Commercio dei metalli, le nuove sanzioni alla Russia favoriscono la Cina

Dallo scorso 13 aprile alcuni metalli chiave nel commercio internazionale (alluminio, nichel e rame) sono stati colpiti da sanzioni occidentali nei confronti della Russia. Quelli che verranno prodotti a Mosca infatti non possono essere più consegnati alle borse occidentali. Il risultato immediato di questa mossa – concordata tra Stati Uniti e Gran Bretagna – è stata l’ulteriore fiammata dei prezzi dei metalli non ferrosi.

Crescono i prezzi al commercio

alluminioIl prezzo dell’alluminio si è messo subito a correre al London Metal Exchange, dove all’indomani della sanzione è cresciuto di quasi il 10%, arrivando a superare i 2700 dollari per tonnellata. Si è trattato dell’incremento più feroce ma registrato nella storia del contratto.

Neppure nel 2018, quando gli USA sanzionarono il magnate russo Oleg Deripaska innescando una crescita degli indicatori di volatilità di mercato, si verificò un incremento del genere.

Il ruolo cruciale della Russia

Bisogna ricordare che la Russia è una vera e propria potenza nel commercio dei metalli. Controlla infatti il 5% dell’offerta mondiale di alluminio, ma anche il 4% dell’offerta di rame e il 6% del nichel, gli altri due metalli colpiti dalle sanzioni. Inoltre il 91% dell’alluminio conservato nei magazzini del London Metal Exchange è di provenienza russa.

La posizione della Cina

Oltre ad innescare una nuova corsa dei prezzi, le sanzioni contro i metalli russi avranno un effetto anche sulle rotte del commercio di queste materie prime. In particolare, Pechino diventerà il primo grande acquirente dei metalli made in Russia, analogamente a quanto già accaduto per il petrolio (e potrebbe accadere per il gas naturale).

Allo stesso tempo aumenterà il peso della borsa di Shanghai nelle transazioni internazionali sui metalli, dal momento che la Shanghai futures Exchange è l’unica grande borsa di scambio delle commodity al mondo che accetta nuove spedizioni russe di alluminio, rame e nichel. Inoltre farà felice Pechino, che vorrebbe far diventare lo Yuan una delle valute più scambiate per insidiare il ruolo del dollaro.

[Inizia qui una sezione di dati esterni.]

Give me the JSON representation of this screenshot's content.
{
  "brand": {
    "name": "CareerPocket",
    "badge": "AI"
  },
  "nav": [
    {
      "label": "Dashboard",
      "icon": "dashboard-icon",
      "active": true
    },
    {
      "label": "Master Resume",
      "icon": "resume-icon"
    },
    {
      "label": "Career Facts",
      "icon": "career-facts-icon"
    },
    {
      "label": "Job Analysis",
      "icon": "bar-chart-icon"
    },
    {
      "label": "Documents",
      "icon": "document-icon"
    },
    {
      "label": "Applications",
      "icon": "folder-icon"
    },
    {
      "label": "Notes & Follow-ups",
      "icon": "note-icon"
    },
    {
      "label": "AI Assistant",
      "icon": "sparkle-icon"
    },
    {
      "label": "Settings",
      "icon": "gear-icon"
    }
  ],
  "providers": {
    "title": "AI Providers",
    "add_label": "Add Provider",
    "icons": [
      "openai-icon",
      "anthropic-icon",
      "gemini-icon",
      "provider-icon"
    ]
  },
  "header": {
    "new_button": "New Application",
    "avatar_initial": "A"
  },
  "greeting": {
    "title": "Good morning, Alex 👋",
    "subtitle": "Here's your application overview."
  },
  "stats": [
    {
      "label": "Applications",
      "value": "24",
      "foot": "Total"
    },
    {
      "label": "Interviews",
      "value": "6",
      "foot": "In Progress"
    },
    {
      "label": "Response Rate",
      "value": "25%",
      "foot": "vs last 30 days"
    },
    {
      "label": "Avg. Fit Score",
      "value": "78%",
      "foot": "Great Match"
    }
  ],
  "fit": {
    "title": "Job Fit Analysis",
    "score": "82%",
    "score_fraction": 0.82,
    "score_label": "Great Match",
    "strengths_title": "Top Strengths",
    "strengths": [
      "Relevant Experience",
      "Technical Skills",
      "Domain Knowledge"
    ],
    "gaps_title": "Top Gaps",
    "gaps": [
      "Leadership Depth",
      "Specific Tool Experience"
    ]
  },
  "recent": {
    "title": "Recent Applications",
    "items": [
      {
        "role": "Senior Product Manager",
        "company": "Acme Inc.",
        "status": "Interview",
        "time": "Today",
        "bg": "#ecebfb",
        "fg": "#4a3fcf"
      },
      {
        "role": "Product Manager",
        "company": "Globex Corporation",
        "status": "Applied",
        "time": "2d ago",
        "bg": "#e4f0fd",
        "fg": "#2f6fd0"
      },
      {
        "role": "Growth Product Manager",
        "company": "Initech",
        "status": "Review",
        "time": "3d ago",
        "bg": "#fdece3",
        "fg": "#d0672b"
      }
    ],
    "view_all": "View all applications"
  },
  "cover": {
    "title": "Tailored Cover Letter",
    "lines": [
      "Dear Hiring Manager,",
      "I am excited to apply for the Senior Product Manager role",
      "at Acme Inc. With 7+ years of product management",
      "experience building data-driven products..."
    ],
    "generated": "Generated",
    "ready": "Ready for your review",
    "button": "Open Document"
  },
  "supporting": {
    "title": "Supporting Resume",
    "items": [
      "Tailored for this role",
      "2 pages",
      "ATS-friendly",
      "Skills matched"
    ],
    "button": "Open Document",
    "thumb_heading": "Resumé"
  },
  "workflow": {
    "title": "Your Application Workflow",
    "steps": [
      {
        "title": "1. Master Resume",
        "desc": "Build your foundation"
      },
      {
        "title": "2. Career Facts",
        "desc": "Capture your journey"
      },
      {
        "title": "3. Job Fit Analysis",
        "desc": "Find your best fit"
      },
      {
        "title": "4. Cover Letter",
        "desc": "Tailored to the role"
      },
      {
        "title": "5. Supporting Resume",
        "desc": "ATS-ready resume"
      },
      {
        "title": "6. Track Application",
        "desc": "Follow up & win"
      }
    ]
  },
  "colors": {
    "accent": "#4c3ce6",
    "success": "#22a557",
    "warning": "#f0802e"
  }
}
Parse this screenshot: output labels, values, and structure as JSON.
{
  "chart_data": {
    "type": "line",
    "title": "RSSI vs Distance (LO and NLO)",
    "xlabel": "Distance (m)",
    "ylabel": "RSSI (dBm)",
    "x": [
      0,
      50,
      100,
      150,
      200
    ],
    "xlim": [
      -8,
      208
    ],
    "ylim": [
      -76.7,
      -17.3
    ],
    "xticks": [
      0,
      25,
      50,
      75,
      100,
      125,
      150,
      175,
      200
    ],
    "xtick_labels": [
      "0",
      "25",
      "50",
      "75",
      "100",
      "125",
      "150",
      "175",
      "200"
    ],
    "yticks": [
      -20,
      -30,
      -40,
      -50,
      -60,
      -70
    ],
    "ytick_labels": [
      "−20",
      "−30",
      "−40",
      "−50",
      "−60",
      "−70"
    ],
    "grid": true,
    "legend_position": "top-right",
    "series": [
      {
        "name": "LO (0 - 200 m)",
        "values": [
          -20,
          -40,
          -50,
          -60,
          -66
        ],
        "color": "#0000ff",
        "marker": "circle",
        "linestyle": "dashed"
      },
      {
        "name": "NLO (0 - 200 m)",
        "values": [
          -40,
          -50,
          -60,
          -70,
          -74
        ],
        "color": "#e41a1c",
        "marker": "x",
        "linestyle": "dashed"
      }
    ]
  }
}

Adeguarsi al nuovo contesto

Allo stesso tempo però, dal momento che i mercati russi raggiungeranno quelli occidentali in quantità inferiori, i trader che sono situati nei paesi occidentali dovranno rivolgersi a fornitori nuovi, che probabilmente risulteranno anche più costosi.
Questo alimenterà la corsa del prezzo dei metalli non ferrosi e in generale delle materie prime, che mediamente quest’anno hanno avuto già una crescita del 15%, anche per via delle difficoltà nelle catene di approvvigionamento e delle tensioni sul fronte internazionale.